Further, it is not the impugned order that results in the location of the Court at Avanigadda. It is only under the notification of the High Court dated the 13th of October, 1961, that the Court will be held there. The question whether the High Court was initially in favour of the continuance of the Court at Avanigadda or not is not quite relevant for this enquiry. We are only concerned with the effect of the final notification of the High Court which is not called in question. It is argued that since there is no notification under Section 5 of the Madras Civil Courts Act issued by the High Court, the final notification must be deemed to have been issued to give effect to the impugned order. We do not agree.

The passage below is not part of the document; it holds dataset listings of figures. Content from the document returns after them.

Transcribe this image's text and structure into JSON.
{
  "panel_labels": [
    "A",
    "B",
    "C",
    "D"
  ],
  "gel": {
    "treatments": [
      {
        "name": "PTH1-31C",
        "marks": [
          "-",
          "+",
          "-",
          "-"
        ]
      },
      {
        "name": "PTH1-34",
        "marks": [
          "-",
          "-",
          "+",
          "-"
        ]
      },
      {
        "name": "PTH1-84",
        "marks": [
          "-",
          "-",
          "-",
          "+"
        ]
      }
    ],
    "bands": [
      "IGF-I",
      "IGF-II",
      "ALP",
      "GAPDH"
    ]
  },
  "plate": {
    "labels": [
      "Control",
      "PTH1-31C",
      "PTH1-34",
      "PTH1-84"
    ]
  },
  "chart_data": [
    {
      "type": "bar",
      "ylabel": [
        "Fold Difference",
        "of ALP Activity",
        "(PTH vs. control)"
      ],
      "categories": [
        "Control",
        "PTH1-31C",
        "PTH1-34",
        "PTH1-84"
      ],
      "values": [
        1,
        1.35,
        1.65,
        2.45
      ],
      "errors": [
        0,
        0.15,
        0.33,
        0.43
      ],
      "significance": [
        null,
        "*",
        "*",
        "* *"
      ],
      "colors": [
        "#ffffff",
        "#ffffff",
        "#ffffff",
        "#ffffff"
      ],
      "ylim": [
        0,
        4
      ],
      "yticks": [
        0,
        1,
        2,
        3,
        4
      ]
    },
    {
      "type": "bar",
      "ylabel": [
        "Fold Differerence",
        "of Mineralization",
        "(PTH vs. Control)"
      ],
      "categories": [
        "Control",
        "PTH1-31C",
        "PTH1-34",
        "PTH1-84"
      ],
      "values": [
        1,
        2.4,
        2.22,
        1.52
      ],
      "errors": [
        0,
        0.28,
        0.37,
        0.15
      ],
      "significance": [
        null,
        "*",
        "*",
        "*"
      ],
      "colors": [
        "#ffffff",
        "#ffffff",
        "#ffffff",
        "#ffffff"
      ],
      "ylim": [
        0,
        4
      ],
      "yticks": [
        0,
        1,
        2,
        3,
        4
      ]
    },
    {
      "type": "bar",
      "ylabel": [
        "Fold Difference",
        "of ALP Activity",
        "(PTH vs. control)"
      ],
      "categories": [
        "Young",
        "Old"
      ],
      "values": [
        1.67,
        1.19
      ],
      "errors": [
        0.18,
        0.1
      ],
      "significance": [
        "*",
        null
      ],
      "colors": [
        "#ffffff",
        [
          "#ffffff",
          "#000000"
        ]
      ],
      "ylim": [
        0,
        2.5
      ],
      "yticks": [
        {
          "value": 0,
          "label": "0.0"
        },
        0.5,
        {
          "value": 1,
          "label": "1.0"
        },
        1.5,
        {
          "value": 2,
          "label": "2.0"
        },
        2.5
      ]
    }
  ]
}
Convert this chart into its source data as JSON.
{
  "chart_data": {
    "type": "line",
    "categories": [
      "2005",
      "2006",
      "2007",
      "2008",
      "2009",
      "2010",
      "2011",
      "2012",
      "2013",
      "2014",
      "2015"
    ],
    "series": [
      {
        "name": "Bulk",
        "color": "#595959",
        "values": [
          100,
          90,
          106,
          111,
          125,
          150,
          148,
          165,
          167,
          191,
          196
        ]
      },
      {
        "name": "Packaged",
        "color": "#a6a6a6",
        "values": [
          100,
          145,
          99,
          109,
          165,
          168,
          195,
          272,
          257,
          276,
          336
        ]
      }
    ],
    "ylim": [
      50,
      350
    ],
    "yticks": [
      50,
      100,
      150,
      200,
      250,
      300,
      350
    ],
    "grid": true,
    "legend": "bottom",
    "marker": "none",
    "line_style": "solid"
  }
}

9. It is the High Court that fixed the locality of the temporary Court at Avanigadda as could be seen from the notification dated 13-10-1961. It is true that the notification was issued under Section 11 of the Act which provides that 'the High Court shall fix and may from time to time modify the local jurisdiction of District Munsif' and Section 5 of the Act was not cited there. But the absence of reference to Section 5 in that notification cannot lead to the inference that this notification merely gave effect to the decision of the Government to locate the Court at Avanigadda. Section 5 does not contemplate the issue of notification. It is only after deciding as to where a particular Court should be held that it proceeds to fix the habitation of that Court. Section 5 merely requires the High Court to determine the place at which the District Munsif's Court should be held. When the High Court fixes the territorial jurisdiction of a Munsifs Court, it implies that it has determined the location of that Court at Avanigadda. It cannot define the territorial jurisdiction of Courts in the abstract. It can confer jurisdiction only upon Courts in existence. Thus, there is in substance compliance with the requirements of Section 5 also.
It cannot also be overlooked that the Munsif-Magistrate's Court functioned for a year at Avanigadda and was closed a few days before. So, a direction that the temporary Court sanctioned by the Government for a further period of one year should be held at Avanigadda is inherent in the High Court's notification. The High Court's notification cannot be considered to be a mere corollary to the impugned G. O. but must be regarded as one issued after fixing the habitation of the Court at Avanigadda. We, therefore, reject the contention that the notification of the High Court in question merely carried into effect the order of the Government that the establishment of the temporary Court should be at Avanigadda. In these circumstances, we are not convinced that the learned Judge was wrong in refusing to issue a writ.
10. In the result, the writ appeal is dismissed.